The Far North District Council has slashed its expected rates increase for the upcoming 2024-25 year from almost 17 percent to just over 5 percent.
Kahika (Mayor) Moko Tepania said the reduction was achieved by councillors and staff trawling through budgets line-by-line to find $8.5 million in savings – and demanding a one-off, $5m dividend from the council’s commercial arm, Far North Holdings.
He said the cost savings came from pushing capital projects out to future years, and cutting day-to-day operating expenses ranging from consultants’ fees to councillors’ lunches.
The revised, back-to-basics Long-Term Plan, with a focus on core infrastructure and a 5.1 percent overall rates increase instead of the previously mooted 16.5 percent, was debated at an extraordinary council meeting in Kaikohe on Thursday.

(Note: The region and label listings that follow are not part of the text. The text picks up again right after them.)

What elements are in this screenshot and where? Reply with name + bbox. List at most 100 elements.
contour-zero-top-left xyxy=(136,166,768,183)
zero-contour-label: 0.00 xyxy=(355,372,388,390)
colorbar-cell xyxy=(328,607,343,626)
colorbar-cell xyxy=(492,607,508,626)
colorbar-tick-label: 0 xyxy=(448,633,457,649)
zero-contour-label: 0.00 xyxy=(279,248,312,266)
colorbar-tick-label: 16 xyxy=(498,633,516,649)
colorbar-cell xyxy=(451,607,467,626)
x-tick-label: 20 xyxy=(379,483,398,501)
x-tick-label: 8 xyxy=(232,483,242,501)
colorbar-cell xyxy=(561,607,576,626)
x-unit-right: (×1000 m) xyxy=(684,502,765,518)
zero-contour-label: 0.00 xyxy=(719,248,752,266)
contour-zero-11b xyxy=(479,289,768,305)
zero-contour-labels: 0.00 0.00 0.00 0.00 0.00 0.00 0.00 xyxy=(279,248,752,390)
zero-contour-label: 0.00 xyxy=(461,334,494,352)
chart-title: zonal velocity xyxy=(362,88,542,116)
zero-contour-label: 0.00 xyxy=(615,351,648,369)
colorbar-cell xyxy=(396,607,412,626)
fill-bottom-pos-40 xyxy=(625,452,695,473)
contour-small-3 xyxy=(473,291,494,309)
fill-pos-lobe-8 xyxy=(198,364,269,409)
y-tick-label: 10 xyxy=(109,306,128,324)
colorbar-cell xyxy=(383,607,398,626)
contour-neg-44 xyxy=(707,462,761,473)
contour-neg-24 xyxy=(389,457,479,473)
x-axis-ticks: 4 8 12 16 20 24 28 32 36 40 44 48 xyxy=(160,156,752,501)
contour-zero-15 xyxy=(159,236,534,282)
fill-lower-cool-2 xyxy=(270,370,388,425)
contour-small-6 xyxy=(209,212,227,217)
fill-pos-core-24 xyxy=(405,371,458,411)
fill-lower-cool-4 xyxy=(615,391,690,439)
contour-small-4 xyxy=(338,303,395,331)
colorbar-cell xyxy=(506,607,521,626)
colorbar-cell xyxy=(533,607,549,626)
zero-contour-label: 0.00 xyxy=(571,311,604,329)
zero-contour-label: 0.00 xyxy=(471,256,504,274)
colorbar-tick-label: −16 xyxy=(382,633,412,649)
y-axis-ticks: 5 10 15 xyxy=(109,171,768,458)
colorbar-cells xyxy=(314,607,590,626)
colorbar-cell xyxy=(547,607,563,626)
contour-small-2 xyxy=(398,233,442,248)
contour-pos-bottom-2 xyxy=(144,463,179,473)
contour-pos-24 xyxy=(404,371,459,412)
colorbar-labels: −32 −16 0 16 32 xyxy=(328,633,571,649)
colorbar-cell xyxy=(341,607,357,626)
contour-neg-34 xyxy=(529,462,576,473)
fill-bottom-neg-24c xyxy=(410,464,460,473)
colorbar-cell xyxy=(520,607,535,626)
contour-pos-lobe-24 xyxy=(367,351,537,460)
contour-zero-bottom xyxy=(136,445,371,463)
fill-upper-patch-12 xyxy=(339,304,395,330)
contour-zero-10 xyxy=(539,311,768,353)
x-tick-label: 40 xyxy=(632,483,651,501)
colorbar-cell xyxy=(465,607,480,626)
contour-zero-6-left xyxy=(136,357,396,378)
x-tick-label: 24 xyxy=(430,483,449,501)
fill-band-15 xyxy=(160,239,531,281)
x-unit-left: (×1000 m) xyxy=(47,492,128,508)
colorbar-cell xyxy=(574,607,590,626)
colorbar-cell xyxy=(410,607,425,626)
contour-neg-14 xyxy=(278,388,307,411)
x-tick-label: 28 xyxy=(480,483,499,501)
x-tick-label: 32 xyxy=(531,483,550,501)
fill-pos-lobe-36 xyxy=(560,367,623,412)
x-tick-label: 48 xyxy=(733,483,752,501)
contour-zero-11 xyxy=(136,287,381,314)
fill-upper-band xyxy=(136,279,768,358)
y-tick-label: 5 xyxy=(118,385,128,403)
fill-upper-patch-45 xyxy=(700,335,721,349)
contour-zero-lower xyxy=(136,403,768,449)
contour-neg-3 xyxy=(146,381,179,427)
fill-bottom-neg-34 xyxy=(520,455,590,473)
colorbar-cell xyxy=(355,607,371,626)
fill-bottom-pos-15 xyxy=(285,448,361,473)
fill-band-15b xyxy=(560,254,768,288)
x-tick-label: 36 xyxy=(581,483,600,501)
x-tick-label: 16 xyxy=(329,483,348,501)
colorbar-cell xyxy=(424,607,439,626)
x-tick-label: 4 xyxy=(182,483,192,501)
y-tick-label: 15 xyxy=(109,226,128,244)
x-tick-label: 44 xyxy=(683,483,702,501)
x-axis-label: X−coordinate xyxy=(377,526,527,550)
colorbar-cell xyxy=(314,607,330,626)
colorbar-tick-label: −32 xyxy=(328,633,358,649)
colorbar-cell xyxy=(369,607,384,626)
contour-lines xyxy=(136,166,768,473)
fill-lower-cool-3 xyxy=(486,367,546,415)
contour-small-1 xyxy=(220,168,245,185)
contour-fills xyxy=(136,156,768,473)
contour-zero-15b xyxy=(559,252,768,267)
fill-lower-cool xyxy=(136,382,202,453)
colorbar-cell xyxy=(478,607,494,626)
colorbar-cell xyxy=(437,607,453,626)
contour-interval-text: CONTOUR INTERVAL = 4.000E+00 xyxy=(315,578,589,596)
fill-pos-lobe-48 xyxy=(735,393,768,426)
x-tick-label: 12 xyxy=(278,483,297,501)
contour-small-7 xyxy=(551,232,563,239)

It still needed councillors’ final approval on 26 June.
Tepania said feedback from residents about the original proposal was that the almost 17 percent increase was far too high.
“I know that in this economic climate no increase is welcome, but I’m happy that the cost savings we have found mean our total rates increase will be less than the rate of inflation.”
He cautioned however, that 5.1 percent was an average figure, and the increase for individual ratepayers would vary according to property type and connection to council services such as water and wastewater.
The projected rates increases for 2025-26 and 2026-27 were 11.4 percent and 7.2 percent, respectively.
Tepania said his council was one of eight around the country allowed to produce a Long-Term Plan covering just three years instead of the usual 10, due to the extra burden of repairing damage caused by major storms in 2022 and early 2023.
He said the initial proposal for a 16.5 percent total rates increase was on par with those planned by other councils around Aotearoa.
All councils were grappling with spiralling inflation, increased insurance and contractor costs, and soaring infrastructure bills.
Regarding the $5m special dividend request put to Far North Holdings, Tepania said the council had created the company to make money and offset rates.
“I’m very excited to make this request. This will hugely alleviate the rates increase and burden for our ratepayers for the upcoming financial year. A dividend of that size is only possible because our commercial arm has proved it can make savvy investment decisions that benefit the local economy and ratepayers.”
Far North Holdings has been contacted for comment.
The agenda for Thursday’s meeting stated the dividend payment would require a capital restructure of the council’s commercial arm, but it was not clear what that entailed.
Another significant decision made at Thursday’s meeting was around a proposal to switch to a district-wide rating system for wastewater costs.
Currently ratepayers in each town across the Far North pay for their own sewage plants through targeted rates.
That means property owners in small towns with few ratepayers to share the cost (such as Hihi or Rāwene) or towns that have recently spent large sums upgrading their wastewater plants (such as Kerikeri) pay significantly higher rates than towns with bigger populations or long-established sewage plants (such as Kaikohe and Kaitāia).
District-wide rating would have seen all ratepayers connected to council wastewater systems pay the same amount, protecting residents of the smallest towns from shock increases when infrastructure needs to be renewed – but leading to rates increases in other areas.
That proposal was lost so the town-by-town wastewater funding model will continue.
Northland’s other district councils, Whangārei and Kaipara, are proposing overall rates increases for 2024-25 of 17.2 and 18.3 percent, respectively.
Far North property owners who want to know how much they will pay under the revised plan can enter their address into the council’s online rating information database after 14 June.